6:2 bei den Mad Dogs – vier Eisbären-Tore im Schlussdrittel

Mit einem 6:2 (0:0, 2:2, 4:0)-Sieg bei den Mad Dogs Mannheim sind die Eisbären Heilbronn in der Regionalliga Südwest in die Erfolgsspur zurückgekehrt.

Von Beginn übernahm der Vizemeister gegen den Aufsteiger das Kommando, traf aber auf einen aufopferungsvoll kämpfenden Gegner, der um jeden Preis sein Tor verteidigte – mit Erfolg, denn das erste Drittel brachte auf beiden Seiten nichts Zählbares.

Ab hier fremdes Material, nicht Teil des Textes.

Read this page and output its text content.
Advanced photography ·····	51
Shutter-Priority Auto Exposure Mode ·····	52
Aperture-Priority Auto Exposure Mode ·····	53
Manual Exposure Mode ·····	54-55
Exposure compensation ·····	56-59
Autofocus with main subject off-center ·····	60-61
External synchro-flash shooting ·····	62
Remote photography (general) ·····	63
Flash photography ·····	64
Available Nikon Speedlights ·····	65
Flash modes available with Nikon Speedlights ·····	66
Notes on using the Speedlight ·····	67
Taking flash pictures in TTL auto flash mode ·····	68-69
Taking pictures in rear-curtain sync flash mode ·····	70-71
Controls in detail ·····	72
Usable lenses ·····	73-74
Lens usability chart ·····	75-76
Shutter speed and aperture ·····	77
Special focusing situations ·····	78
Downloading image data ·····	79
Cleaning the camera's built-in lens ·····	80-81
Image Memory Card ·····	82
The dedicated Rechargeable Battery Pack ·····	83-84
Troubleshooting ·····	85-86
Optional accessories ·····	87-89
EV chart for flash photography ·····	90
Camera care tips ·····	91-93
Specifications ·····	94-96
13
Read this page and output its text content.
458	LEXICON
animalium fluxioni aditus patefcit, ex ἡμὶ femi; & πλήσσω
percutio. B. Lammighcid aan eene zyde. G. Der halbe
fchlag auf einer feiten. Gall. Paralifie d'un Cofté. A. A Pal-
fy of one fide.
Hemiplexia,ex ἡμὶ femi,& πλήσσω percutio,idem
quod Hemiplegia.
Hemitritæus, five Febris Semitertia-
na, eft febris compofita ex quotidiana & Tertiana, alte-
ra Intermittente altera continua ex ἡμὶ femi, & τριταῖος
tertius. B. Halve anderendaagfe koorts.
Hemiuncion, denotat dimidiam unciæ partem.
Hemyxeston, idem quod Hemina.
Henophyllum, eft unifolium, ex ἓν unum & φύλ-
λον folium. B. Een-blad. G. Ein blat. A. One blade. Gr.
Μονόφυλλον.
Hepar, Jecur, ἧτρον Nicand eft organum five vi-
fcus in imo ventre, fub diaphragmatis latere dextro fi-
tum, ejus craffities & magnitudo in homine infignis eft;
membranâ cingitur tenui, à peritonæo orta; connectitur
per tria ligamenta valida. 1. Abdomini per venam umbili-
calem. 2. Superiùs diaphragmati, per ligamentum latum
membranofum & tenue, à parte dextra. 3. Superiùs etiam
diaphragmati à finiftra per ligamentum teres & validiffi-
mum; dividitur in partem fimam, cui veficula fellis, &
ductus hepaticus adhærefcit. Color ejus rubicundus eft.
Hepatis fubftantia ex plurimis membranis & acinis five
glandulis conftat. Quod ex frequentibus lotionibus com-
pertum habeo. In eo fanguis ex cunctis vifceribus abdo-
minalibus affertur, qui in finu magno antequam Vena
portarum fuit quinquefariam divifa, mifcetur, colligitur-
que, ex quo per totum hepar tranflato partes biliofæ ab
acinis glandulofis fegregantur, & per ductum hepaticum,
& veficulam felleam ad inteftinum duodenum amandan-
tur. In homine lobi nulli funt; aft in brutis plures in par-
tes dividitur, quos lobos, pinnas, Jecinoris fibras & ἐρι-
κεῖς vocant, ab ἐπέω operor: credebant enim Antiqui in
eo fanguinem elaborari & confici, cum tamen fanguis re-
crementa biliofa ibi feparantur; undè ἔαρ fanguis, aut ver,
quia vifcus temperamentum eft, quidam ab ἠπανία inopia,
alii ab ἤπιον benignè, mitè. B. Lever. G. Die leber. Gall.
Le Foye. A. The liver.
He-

Nach 26 Minuten brach dann endlich Benjamin Brozicek den Bann, als er auf Zuspiel von Stefano Rupp das 0:1 erzielte. Der knappe Vorsprung hielt dann bis zur 37. Minute, als Marcel Jandura in Überzahl den Ausgleich machte. Nachdem eine Minute später Mirco Majewski aus heiterem Himmel auch noch das 2:1 für die verrückten Hunde aus der Quadratestadt erzielte, fühlte man sich auf Seiten der Eisbären an das 2:7 gegen Bietigheim erinnert. 46 Sekunden vor der Pause gelang Claudio Schreyer dann aber doch noch der verdiente Ausgleich zum 2:2.

Das Schlussdrittel brachte dann aber doch noch die Entscheidung zu Gunsten der Eisbären, bei denen zum ersten Mal wieder Verteidiger Arno Metz von der Partie war, der nach der Saison 2015/16 eigentlich seine Schlittschuhe an den Nagel gehängt hatte. Dem Team von Trainer Sascha Bernhardt genügten zwischen der 42. und 47. Minute fünf Zeigerumdrehungen, um mit drei Treffern den Sieg sicherzustellen. Stefan Schrimpf, Stefano Rupp und Daniel Steinke machten aus dem 2:2 ein 2:5. Den Schlusspunkt zum 2:6 setzte Benjamin Brozicek mit seinem zweiten Treffer zum 2:6.

“Eigentlich war das heute eine einseitige Partie mit einem Spiel auf ein Tor, doch sind wir uns oft selbst im Weg gestanden”, meinte Sascha Bernhardt nach dem Ende der Begegnung. “Und plötzlich lagen wir dann 1:2 zurück, das hat uns für eine Weile ziemlich aus dem Tritt gebracht. Im letzten Drittel haben wir dann aber gottseidank die Tore noch gemacht.”

Am kommenden Wochenende geht es für die Eisbären gleich mit zwei Spielen gegen Gegner weiter, die bisher hinter ihren Erwartungen zurückgeblieben sind und deshalb umso gefährlicher sind. Am Freitag gastiert in der Neuauflage des Finales der letzten beiden Jahre der Meister Zweibrücken Hornets in der Kolbenschmidt Arena (20 Uhr), ehe es am Sonntag (19 Uhr) zu den Eisbären Eppelheim geht.